GOTO(I0,LIST) = I1 = {[ACCEPT LIST.],

[LIST LIST.,ELEMEMT]}. GOTO(I0,ELEMENT) = I2 = {[LIST ELEMENT.]}.

GOTO(I0,a) = I3 = {[ELEMENT a.]}.

GOTO(I1,,) = I4 = {[LIST LIST,.ELEMEMT],

[ELEMENT .a]}. GOTO(I4,ELEMENT) = I5 = {[LIST LIST,ELEMEMT.]}.

GOTO(I4,a) = I3.

ELEMENTELEMENT

LIST ,

Definition ::= a directed graph in which the nodes are labeled by the

sets of items and the edges by grammar symbols.

예 1) G : PR b DL ; SL e (PR P )

DL d ; DL | d (DL D )

SL s ; SL | s (SL S )

예 2) G : S S + A | A

A (S) | a(S) | a

• - 생성 규칙에 대한 LR(0) 아이템 [A->.]은 closure아이템인 동시에reduce 아이템이 된다 .

renaming G : P → bD ; Se D → d ; D | d S → s ; S | s

C0 :[P' P.]

[P' .P][P .bD;Se]

[P bD.;Se]I3

[P bD;.Se] [S .s;S][S .s]

[P bD;S.e]I7

[P bD;Se.]

[P b.D;Se] [D .d;D][D .d]

[S s.;S][S s.]

[S s;.S][S .s;S][S .s]

[D d.;D][D d.]

[D d;.D][D .d;D][D .d]

[D d;D.]

[S s;S.]I12

symbolsstates VT Ｕ {$} VN

shiftreduceaccepterror

Three methods SLR(simple LR) - C0, Follow CLR(Canonical LR) - C1

LALR(Lookahead LR) - C1

C0. Lookahead

Parsing Table

State i is constructed from Ii, where Ii C∈ 0.

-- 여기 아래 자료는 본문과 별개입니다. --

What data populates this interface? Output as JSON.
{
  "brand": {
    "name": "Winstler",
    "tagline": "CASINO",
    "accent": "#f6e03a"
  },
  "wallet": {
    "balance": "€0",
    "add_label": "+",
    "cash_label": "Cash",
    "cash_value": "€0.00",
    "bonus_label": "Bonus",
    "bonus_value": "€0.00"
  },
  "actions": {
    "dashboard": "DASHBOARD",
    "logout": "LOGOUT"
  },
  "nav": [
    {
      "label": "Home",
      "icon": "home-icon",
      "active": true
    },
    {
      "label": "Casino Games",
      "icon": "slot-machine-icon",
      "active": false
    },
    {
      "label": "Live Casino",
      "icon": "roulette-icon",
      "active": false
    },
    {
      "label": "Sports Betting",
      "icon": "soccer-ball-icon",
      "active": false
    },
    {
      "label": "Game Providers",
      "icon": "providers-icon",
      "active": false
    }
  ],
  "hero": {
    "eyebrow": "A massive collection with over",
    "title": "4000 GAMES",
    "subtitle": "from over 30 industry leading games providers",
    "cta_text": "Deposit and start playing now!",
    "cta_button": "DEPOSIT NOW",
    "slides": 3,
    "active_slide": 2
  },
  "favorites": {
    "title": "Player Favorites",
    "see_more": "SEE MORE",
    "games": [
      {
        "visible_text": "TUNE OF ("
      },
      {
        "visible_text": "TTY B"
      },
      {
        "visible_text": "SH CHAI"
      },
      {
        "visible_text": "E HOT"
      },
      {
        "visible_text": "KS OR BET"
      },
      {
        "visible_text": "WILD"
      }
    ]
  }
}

The size of parsing table depends on the number of states of C0.

But, |C0| << |C1| .

The size of parsing table :SLR : |V| x |C0|

CLR : |V| x |C1|

LALR : |V| x |C0|

::= The method constructing the SLR parsing table from the C0.

Constructing Algorithm: C0 = {I0,I1,I2,...,In}

1. ACTION[i,a] := "shift j"

if [A .a ] I∈ i and GOTO(Ii,a) = Ij.

2. ACTION[i,a] := "reduce A α", for all a ∈ FOLLOW(A)

if [A .] I∈ i .

3. ACTION[i,$] := "accept" if [S' S.] I∈ i .

4. GOTO[i,A] := j if GOTO(Ii, A) = Ij.

5. "error" for all undefined entries and initial state is i if [S' .S] I∈ i .

reduce item 에 대해 FOLLOW 를 사용하여 resolve.

[L E.]

[A .L] [L .L,E][L .E][E .a]

[E a.]I3

[A L.][L L.,E]

[L L,.E][E .a]

[L L,E.]

G : 0. A L (A : ACCEPT, L : LIST, E : ELEMENT) 1. L L , E 2. L E 3. E a

FOLLOW(A) = {$}FOLLOW(L) = {,,$}FOLLOW(E) = {,,$}

I5 r1 r1

I3 r3 r3

I2 r2 r2

I1 s4 acc

symbolsstates

Parsing Table :

[S .S] [S .L=R][S .R][L .R][L .id][R .L]

[S S.]I1 I0

[L id.]

[S L.=R][R L.]

[S L=.R][R .L][L .R][L .id]

[L .R][R .L][L .R][L .id] [L R.]

[S L=R.] [R L.]

[S R.]I3

G: 1. S L = R 2. S R 4. L id 3. L R 5. R L

Consider I2 :

ACTION[2,=] := “shift 6 ”

ACTION[2,=] := “reduce RL ” ( = FOLLOW(R))∵ ∈

shift-reduce conflict

Not SLR(1)

Shift-reduce conflict vs. Reduce-reduce conflict

an efficient Bottom-up parser for a large and useful class of context-free grammars. the “ L ”...

Documents

Transcript of an efficient Bottom-up parser for a large and useful class of context-free grammars. the “ L ”...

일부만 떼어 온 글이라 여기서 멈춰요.